Concrete

My friend Goktug and his girlfriend Beverly Hill were strolling along Rodeo Drive, oblivious to all the glittering dreams and tarnished realities around them. They were just so absorbed in each other that they might as well have been wandering the street in Concrete, Washington. I became familiar with Concrete in 2007 after my publisher gently explained the difference between cement and concrete to me while editing my novel. If he was so smart, why was he publishing me? He lost his shirt on me and I lost the “r” off my shirt over his constant nitpicking. My book was the last one either of us published unless he reinvented himself under a new name to dodge my next manuscript. If my novel had been about cement or concrete, my ignorance would have been so much more humiliating. When I went back and researched the words in question, I discovered the city of Concrete, famous for This Boy’s Life (a DiCaprio/De Niro film) and a high school built as a bridge over the road leading up to and through it.

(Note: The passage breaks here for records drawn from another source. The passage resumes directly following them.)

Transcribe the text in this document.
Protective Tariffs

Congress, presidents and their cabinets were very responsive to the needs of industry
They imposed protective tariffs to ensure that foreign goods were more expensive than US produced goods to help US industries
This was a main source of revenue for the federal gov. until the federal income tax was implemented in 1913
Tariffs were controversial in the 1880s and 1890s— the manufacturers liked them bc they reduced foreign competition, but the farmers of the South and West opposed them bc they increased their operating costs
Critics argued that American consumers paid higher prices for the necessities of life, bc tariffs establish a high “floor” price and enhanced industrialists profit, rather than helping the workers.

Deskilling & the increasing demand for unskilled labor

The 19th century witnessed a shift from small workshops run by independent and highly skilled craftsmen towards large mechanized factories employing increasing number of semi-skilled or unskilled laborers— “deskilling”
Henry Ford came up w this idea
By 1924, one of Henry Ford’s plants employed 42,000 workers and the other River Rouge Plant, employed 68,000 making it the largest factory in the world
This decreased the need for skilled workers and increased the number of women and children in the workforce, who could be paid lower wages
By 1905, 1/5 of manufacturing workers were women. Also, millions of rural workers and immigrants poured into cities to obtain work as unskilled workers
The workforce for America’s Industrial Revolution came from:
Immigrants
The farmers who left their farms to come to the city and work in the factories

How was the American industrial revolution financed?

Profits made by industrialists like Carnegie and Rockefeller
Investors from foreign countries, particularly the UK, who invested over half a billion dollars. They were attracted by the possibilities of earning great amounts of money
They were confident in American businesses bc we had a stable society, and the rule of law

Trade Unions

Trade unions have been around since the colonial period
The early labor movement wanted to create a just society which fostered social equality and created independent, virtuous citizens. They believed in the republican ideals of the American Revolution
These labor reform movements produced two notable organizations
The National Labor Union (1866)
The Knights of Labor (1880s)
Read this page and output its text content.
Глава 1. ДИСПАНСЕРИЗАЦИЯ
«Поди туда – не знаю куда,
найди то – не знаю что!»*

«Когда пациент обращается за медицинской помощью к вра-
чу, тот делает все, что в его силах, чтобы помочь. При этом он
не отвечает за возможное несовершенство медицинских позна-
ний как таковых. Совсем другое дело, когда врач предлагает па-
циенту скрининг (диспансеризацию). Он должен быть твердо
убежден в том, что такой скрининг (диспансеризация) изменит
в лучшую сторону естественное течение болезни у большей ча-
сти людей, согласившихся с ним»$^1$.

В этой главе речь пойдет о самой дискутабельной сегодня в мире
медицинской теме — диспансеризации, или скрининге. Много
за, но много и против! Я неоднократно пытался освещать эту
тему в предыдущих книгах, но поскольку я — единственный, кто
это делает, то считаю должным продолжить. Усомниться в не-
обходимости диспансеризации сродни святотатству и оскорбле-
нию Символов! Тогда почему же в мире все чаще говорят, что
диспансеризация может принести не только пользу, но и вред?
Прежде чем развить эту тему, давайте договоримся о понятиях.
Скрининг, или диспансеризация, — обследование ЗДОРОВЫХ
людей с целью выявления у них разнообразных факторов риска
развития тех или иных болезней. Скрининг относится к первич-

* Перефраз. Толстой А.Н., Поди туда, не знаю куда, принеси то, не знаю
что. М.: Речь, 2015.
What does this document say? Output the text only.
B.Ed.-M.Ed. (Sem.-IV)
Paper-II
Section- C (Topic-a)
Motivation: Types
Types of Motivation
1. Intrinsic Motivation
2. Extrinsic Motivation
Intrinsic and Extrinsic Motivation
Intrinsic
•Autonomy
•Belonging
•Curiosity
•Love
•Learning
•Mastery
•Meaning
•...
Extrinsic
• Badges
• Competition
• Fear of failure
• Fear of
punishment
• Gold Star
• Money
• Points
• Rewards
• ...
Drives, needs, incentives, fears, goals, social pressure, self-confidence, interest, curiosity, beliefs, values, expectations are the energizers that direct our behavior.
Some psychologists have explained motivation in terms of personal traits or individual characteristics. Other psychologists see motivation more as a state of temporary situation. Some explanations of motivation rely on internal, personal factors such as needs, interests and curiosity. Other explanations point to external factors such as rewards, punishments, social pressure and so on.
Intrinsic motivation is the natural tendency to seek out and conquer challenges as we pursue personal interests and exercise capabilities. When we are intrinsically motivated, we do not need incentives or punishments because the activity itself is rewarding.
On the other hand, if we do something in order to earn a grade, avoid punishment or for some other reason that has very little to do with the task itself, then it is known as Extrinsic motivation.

The city became Concrete when the towns of Baker and Cement City merged in 1909. Each town existed thanks to separate cement factories. So I now have a way to remember that concrete comes from cement. But I had forgotten about Beverly Hill for nine sentences until Goktug told me she had changed her name to Sandy Shore and moved to Cement, Oklahoma, a bigger but less famous city than Concrete, Washington. What are the chances of such a coincidence? About one out of three on this Blog site.